Is it just me who is so utterly confused? Boggled is more like it. If you are not at least twice as much brighter, which isn’t saying much, I am sure you also do not know whom or what to press that button for in the next hour or two or seven in any of the sensitive booths all over our dear city. Sensitive is such a precious word we have. When goons maraud, and they always maraud never move or threaten, bombs get hurled, and they are always hurled never thrown or lobbed, and polling agents challenge, and they always challenge never heckle or cajole, we know it is a sensitive election that we are a part of. Now, this is a sensitive election, if there ever was one.
It must have preyed on many a sensitivity to have yesterday’s Trinimul mayor to become today’s Unnayan mayor wannabe, day before yesterday’s Congressman, who was not quite a Trinamul yesterday wanting to be our mayor for tomorrow and yesterday’s, today’s and tomorrow’s restaurateur become today’s man of the masses. Possibly the next time we want daal, bhat, or inquilab, we are assured of our chamchams. I am not sure whether I should be voting the yesterday or today, though elections are all about our tomorrows. I don’t know about you, but my temporal sensitivities have gone awry.
Just like the development in the city, I am told. The whole point of this election, so the papers tell me and all I know comes from papers, is that not all parts of the city got the attention of the last civic body. It has been a south and south story all the way. I have been promised that dear old north where I live will no longer be neglected and all that the south part of the city has will be at my doorstep. So I need to give the other party a chance. I will, then, have all the neon and sodium malls, matchbox housing, coffee shops, multiplexes and dancing floors with swaggering youngsters in coloured hair that I have been dreaming about. There would not be a south and not be a north and we would all hurl, like the bombs near the booths, together merrily into development bliss. Barsati, my barber since when I was yon high, tells me all the stuff of my dreams are trouble and it would be fine if there would just be some more water and better roads. And yes, if that hospital that was torn down and was being built, the one where helicopters would land, would at least have a roof instead of stilts going up in the sky. It doesn’t look good. And all these years, it has been. Methinks, Barsati has a point. But then I have my dreams and at the end I am none the wiser which of those buttons I should be pressing.

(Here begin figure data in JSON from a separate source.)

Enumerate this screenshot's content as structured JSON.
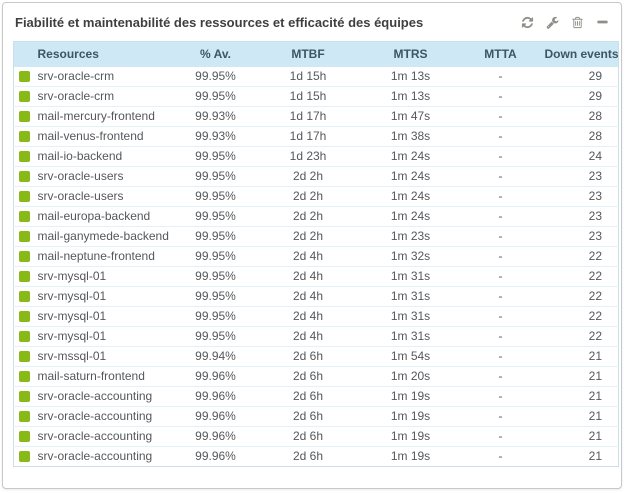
{
  "header": {
    "title": "Fiabilité et maintenabilité des ressources et efficacité des équipes",
    "actions": [
      {
        "name": "refresh",
        "icon": "refresh-icon"
      },
      {
        "name": "configure",
        "icon": "wrench-icon"
      },
      {
        "name": "delete",
        "icon": "trash-icon"
      },
      {
        "name": "collapse",
        "icon": "minus-icon"
      }
    ]
  },
  "table": {
    "columns": [
      "Resources",
      "% Av.",
      "MTBF",
      "MTRS",
      "MTTA",
      "Down events"
    ],
    "rows": [
      {
        "resource": "srv-oracle-crm",
        "availability": "99.95%",
        "mtbf": "1d 15h",
        "mtrs": "1m 13s",
        "mtta": "-",
        "down_events": "29"
      },
      {
        "resource": "srv-oracle-crm",
        "availability": "99.95%",
        "mtbf": "1d 15h",
        "mtrs": "1m 13s",
        "mtta": "-",
        "down_events": "29"
      },
      {
        "resource": "mail-mercury-frontend",
        "availability": "99.93%",
        "mtbf": "1d 17h",
        "mtrs": "1m 47s",
        "mtta": "-",
        "down_events": "28"
      },
      {
        "resource": "mail-venus-frontend",
        "availability": "99.93%",
        "mtbf": "1d 17h",
        "mtrs": "1m 38s",
        "mtta": "-",
        "down_events": "28"
      },
      {
        "resource": "mail-io-backend",
        "availability": "99.95%",
        "mtbf": "1d 23h",
        "mtrs": "1m 24s",
        "mtta": "-",
        "down_events": "24"
      },
      {
        "resource": "srv-oracle-users",
        "availability": "99.95%",
        "mtbf": "2d 2h",
        "mtrs": "1m 24s",
        "mtta": "-",
        "down_events": "23"
      },
      {
        "resource": "srv-oracle-users",
        "availability": "99.95%",
        "mtbf": "2d 2h",
        "mtrs": "1m 24s",
        "mtta": "-",
        "down_events": "23"
      },
      {
        "resource": "mail-europa-backend",
        "availability": "99.95%",
        "mtbf": "2d 2h",
        "mtrs": "1m 24s",
        "mtta": "-",
        "down_events": "23"
      },
      {
        "resource": "mail-ganymede-backend",
        "availability": "99.95%",
        "mtbf": "2d 2h",
        "mtrs": "1m 23s",
        "mtta": "-",
        "down_events": "23"
      },
      {
        "resource": "mail-neptune-frontend",
        "availability": "99.95%",
        "mtbf": "2d 4h",
        "mtrs": "1m 32s",
        "mtta": "-",
        "down_events": "22"
      },
      {
        "resource": "srv-mysql-01",
        "availability": "99.95%",
        "mtbf": "2d 4h",
        "mtrs": "1m 31s",
        "mtta": "-",
        "down_events": "22"
      },
      {
        "resource": "srv-mysql-01",
        "availability": "99.95%",
        "mtbf": "2d 4h",
        "mtrs": "1m 31s",
        "mtta": "-",
        "down_events": "22"
      },
      {
        "resource": "srv-mysql-01",
        "availability": "99.95%",
        "mtbf": "2d 4h",
        "mtrs": "1m 31s",
        "mtta": "-",
        "down_events": "22"
      },
      {
        "resource": "srv-mysql-01",
        "availability": "99.95%",
        "mtbf": "2d 4h",
        "mtrs": "1m 31s",
        "mtta": "-",
        "down_events": "22"
      },
      {
        "resource": "srv-mssql-01",
        "availability": "99.94%",
        "mtbf": "2d 6h",
        "mtrs": "1m 54s",
        "mtta": "-",
        "down_events": "21"
      },
      {
        "resource": "mail-saturn-frontend",
        "availability": "99.96%",
        "mtbf": "2d 6h",
        "mtrs": "1m 20s",
        "mtta": "-",
        "down_events": "21"
      },
      {
        "resource": "srv-oracle-accounting",
        "availability": "99.96%",
        "mtbf": "2d 6h",
        "mtrs": "1m 19s",
        "mtta": "-",
        "down_events": "21"
      },
      {
        "resource": "srv-oracle-accounting",
        "availability": "99.96%",
        "mtbf": "2d 6h",
        "mtrs": "1m 19s",
        "mtta": "-",
        "down_events": "21"
      },
      {
        "resource": "srv-oracle-accounting",
        "availability": "99.96%",
        "mtbf": "2d 6h",
        "mtrs": "1m 19s",
        "mtta": "-",
        "down_events": "21"
      },
      {
        "resource": "srv-oracle-accounting",
        "availability": "99.96%",
        "mtbf": "2d 6h",
        "mtrs": "1m 19s",
        "mtta": "-",
        "down_events": "21"
      }
    ]
  },
  "colors": {
    "status_ok": "#88b917",
    "table_header_bg": "#cfe8f5",
    "table_header_text": "#3d5666",
    "table_border": "#c9dfec",
    "row_border": "#e3f1f9",
    "icon": "#8f8f8a",
    "widget_border": "#c8c8c8"
  }
}
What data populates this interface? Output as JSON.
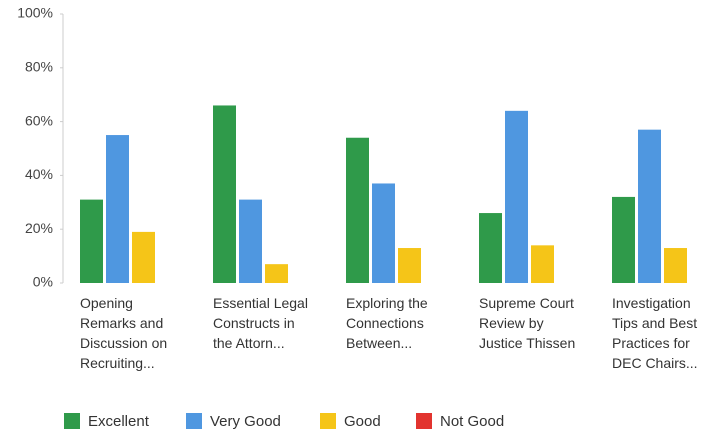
{
  "chart_data": {
    "type": "bar",
    "categories": [
      "Opening Remarks and Discussion on Recruiting...",
      "Essential Legal Constructs in the Attorn...",
      "Exploring the Connections Between...",
      "Supreme Court Review by Justice Thissen",
      "Investigation Tips and Best Practices for DEC Chairs..."
    ],
    "series": [
      {
        "name": "Excellent",
        "color": "#2f9a4a",
        "values": [
          31,
          66,
          54,
          26,
          32
        ]
      },
      {
        "name": "Very Good",
        "color": "#4f97e0",
        "values": [
          55,
          31,
          37,
          64,
          57
        ]
      },
      {
        "name": "Good",
        "color": "#f5c518",
        "values": [
          19,
          7,
          13,
          14,
          13
        ]
      },
      {
        "name": "Not Good",
        "color": "#e2342f",
        "values": [
          0,
          0,
          0,
          0,
          0
        ]
      }
    ],
    "ylim": [
      0,
      100
    ],
    "yticks": [
      {
        "value": 0,
        "label": "0%"
      },
      {
        "value": 20,
        "label": "20%"
      },
      {
        "value": 40,
        "label": "40%"
      },
      {
        "value": 60,
        "label": "60%"
      },
      {
        "value": 80,
        "label": "80%"
      },
      {
        "value": 100,
        "label": "100%"
      }
    ],
    "legend": "bottom-left"
  }
}
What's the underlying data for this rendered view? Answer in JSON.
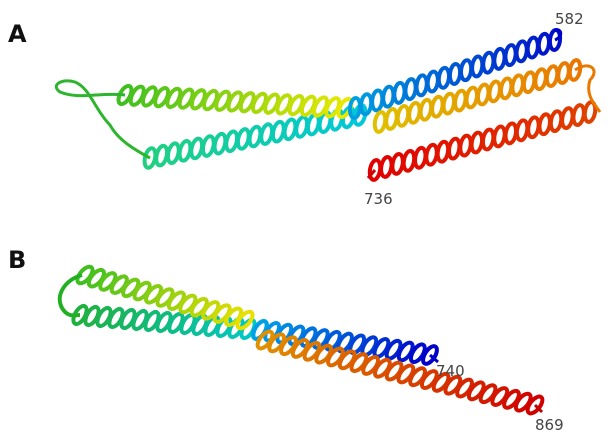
{
  "panels": [
    {
      "label": "A",
      "residues": [
        "582",
        "736"
      ]
    },
    {
      "label": "B",
      "residues": [
        "740",
        "869"
      ]
    }
  ]
}
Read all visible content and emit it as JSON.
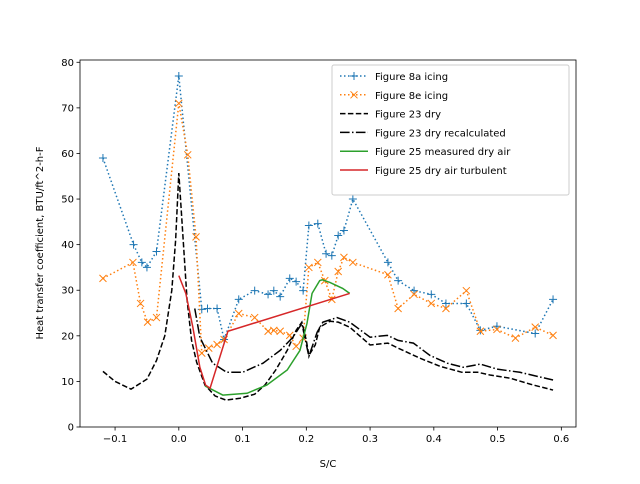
{
  "chart_data": {
    "type": "line",
    "xlabel": "S/C",
    "ylabel": "Heat transfer coefficient, BTU/ft^2-h-F",
    "xlim": [
      -0.155,
      0.623
    ],
    "ylim": [
      0,
      80.5
    ],
    "xticks": [
      -0.1,
      0.0,
      0.1,
      0.2,
      0.3,
      0.4,
      0.5,
      0.6
    ],
    "xtick_labels": [
      "−0.1",
      "0.0",
      "0.1",
      "0.2",
      "0.3",
      "0.4",
      "0.5",
      "0.6"
    ],
    "yticks": [
      0,
      10,
      20,
      30,
      40,
      50,
      60,
      70,
      80
    ],
    "ytick_labels": [
      "0",
      "10",
      "20",
      "30",
      "40",
      "50",
      "60",
      "70",
      "80"
    ],
    "grid": false,
    "legend_position": "top-right",
    "series": [
      {
        "name": "Figure 8a icing",
        "color": "#1f77b4",
        "style": "dotted",
        "marker": "plus",
        "x": [
          -0.119,
          -0.071,
          -0.058,
          -0.05,
          -0.035,
          0.0,
          0.036,
          0.045,
          0.06,
          0.071,
          0.094,
          0.119,
          0.14,
          0.149,
          0.159,
          0.174,
          0.184,
          0.195,
          0.204,
          0.218,
          0.231,
          0.24,
          0.25,
          0.259,
          0.273,
          0.328,
          0.344,
          0.369,
          0.396,
          0.419,
          0.451,
          0.473,
          0.499,
          0.559,
          0.587
        ],
        "y": [
          59.0,
          40.0,
          36.1,
          35.0,
          38.5,
          77.0,
          25.8,
          26.0,
          26.0,
          19.2,
          28.0,
          29.9,
          29.1,
          29.9,
          28.6,
          32.6,
          31.9,
          29.9,
          44.2,
          44.6,
          38.0,
          37.6,
          42.0,
          43.1,
          50.0,
          36.1,
          32.1,
          29.9,
          29.1,
          27.1,
          27.1,
          21.2,
          22.1,
          20.5,
          28.0
        ]
      },
      {
        "name": "Figure 8e icing",
        "color": "#ff7f0e",
        "style": "dotted",
        "marker": "x",
        "x": [
          -0.119,
          -0.072,
          -0.06,
          -0.049,
          -0.035,
          0.0,
          0.014,
          0.027,
          0.036,
          0.047,
          0.06,
          0.071,
          0.094,
          0.119,
          0.14,
          0.149,
          0.159,
          0.174,
          0.184,
          0.195,
          0.204,
          0.218,
          0.229,
          0.24,
          0.25,
          0.259,
          0.273,
          0.328,
          0.344,
          0.369,
          0.396,
          0.419,
          0.451,
          0.473,
          0.499,
          0.528,
          0.559,
          0.587
        ],
        "y": [
          32.6,
          36.1,
          27.1,
          23.0,
          24.0,
          71.0,
          59.7,
          41.7,
          16.2,
          17.3,
          18.1,
          19.2,
          24.9,
          24.0,
          21.0,
          21.2,
          21.0,
          20.1,
          17.7,
          19.5,
          35.0,
          36.1,
          32.1,
          28.0,
          34.1,
          37.2,
          36.1,
          33.4,
          26.0,
          29.1,
          27.1,
          26.0,
          29.9,
          21.0,
          21.4,
          19.5,
          21.9,
          20.1
        ]
      },
      {
        "name": "Figure 23 dry",
        "color": "#000000",
        "style": "dashed",
        "marker": "none",
        "x": [
          -0.119,
          -0.1,
          -0.075,
          -0.05,
          -0.035,
          -0.022,
          -0.011,
          -0.005,
          0.0,
          0.005,
          0.013,
          0.02,
          0.028,
          0.041,
          0.057,
          0.074,
          0.096,
          0.119,
          0.135,
          0.152,
          0.17,
          0.184,
          0.193,
          0.2,
          0.204,
          0.214,
          0.221,
          0.237,
          0.25,
          0.268,
          0.3,
          0.328,
          0.344,
          0.378,
          0.41,
          0.444,
          0.469,
          0.488,
          0.52,
          0.551,
          0.587
        ],
        "y": [
          12.2,
          10.0,
          8.3,
          10.5,
          14.6,
          20.0,
          30.0,
          41.0,
          55.7,
          45.0,
          27.8,
          19.0,
          14.2,
          9.2,
          6.8,
          5.9,
          6.3,
          7.2,
          9.2,
          12.5,
          16.8,
          21.2,
          23.0,
          19.0,
          15.7,
          18.0,
          21.9,
          23.2,
          23.0,
          21.9,
          18.0,
          18.4,
          17.3,
          15.1,
          13.3,
          12.0,
          12.0,
          11.4,
          10.7,
          9.4,
          8.1
        ]
      },
      {
        "name": "Figure 23 dry recalculated",
        "color": "#000000",
        "style": "dashdot",
        "marker": "none",
        "x": [
          0.025,
          0.033,
          0.053,
          0.075,
          0.1,
          0.132,
          0.159,
          0.179,
          0.193,
          0.204,
          0.217,
          0.226,
          0.248,
          0.268,
          0.3,
          0.327,
          0.344,
          0.368,
          0.394,
          0.421,
          0.446,
          0.473,
          0.499,
          0.535,
          0.587
        ],
        "y": [
          26.0,
          19.7,
          14.0,
          12.0,
          12.0,
          14.0,
          16.8,
          19.7,
          22.7,
          15.5,
          20.8,
          23.0,
          24.0,
          23.0,
          19.7,
          20.1,
          19.0,
          18.4,
          15.7,
          14.0,
          13.1,
          13.8,
          12.7,
          12.0,
          10.3
        ]
      },
      {
        "name": "Figure 25 measured dry air",
        "color": "#2ca02c",
        "style": "solid",
        "marker": "none",
        "x": [
          0.041,
          0.069,
          0.107,
          0.138,
          0.17,
          0.19,
          0.201,
          0.209,
          0.221,
          0.225,
          0.237,
          0.257,
          0.268
        ],
        "y": [
          9.0,
          7.0,
          7.4,
          9.2,
          12.5,
          16.8,
          22.7,
          29.3,
          32.1,
          32.3,
          31.7,
          30.4,
          29.3
        ]
      },
      {
        "name": "Figure 25 dry air turbulent",
        "color": "#d62728",
        "style": "solid",
        "marker": "none",
        "x": [
          0.0,
          0.011,
          0.022,
          0.033,
          0.042,
          0.049,
          0.077,
          0.268
        ],
        "y": [
          33.2,
          29.3,
          21.9,
          13.1,
          9.2,
          8.5,
          21.0,
          29.3
        ]
      }
    ]
  }
}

In fact it was this pressing business that got my goat the other day. One of the young party workers in my area handed me the polling slip and said the first button on the machine was theirs. Now I have always known that I look a little daft, but to think that I would not know my hammer from my sickle and flowers from my hand or any such humdrum object was carrying this daft look thing on my face too far. I would think I am not the only one sensitive to things like others taking you for a daft. I instantly decided that come today there was no way this young party worker was going to get my vote since in any case the confusion is not yet clear whether things would be better if he got me to press one symbol instead of the other. But this daft thing seemed a pretty good guide to voting.
Or may be not. It is the name thing. I mean the nickname thing. Where you decide whom to vote because you think that Laltu in your experience of the world has always been a better sort than Khokon. I think this is as good as it gets. And the choices in any ward should be listed by nicknames because you know that Bablus are often the reading, writing sort as opposed to the Tutus who are known only to flex their muscles. In any case, would you want to vote for any candidate who was not self-respecting enough to have at least one endearing nickname? I am still not better off. In my neck of the neem woods there is but one chap with a nickname and he goes by Bokan, and what if he sweated the “n” away campaigning in this vile heat. I’ll settle for eenie meenie minny moe.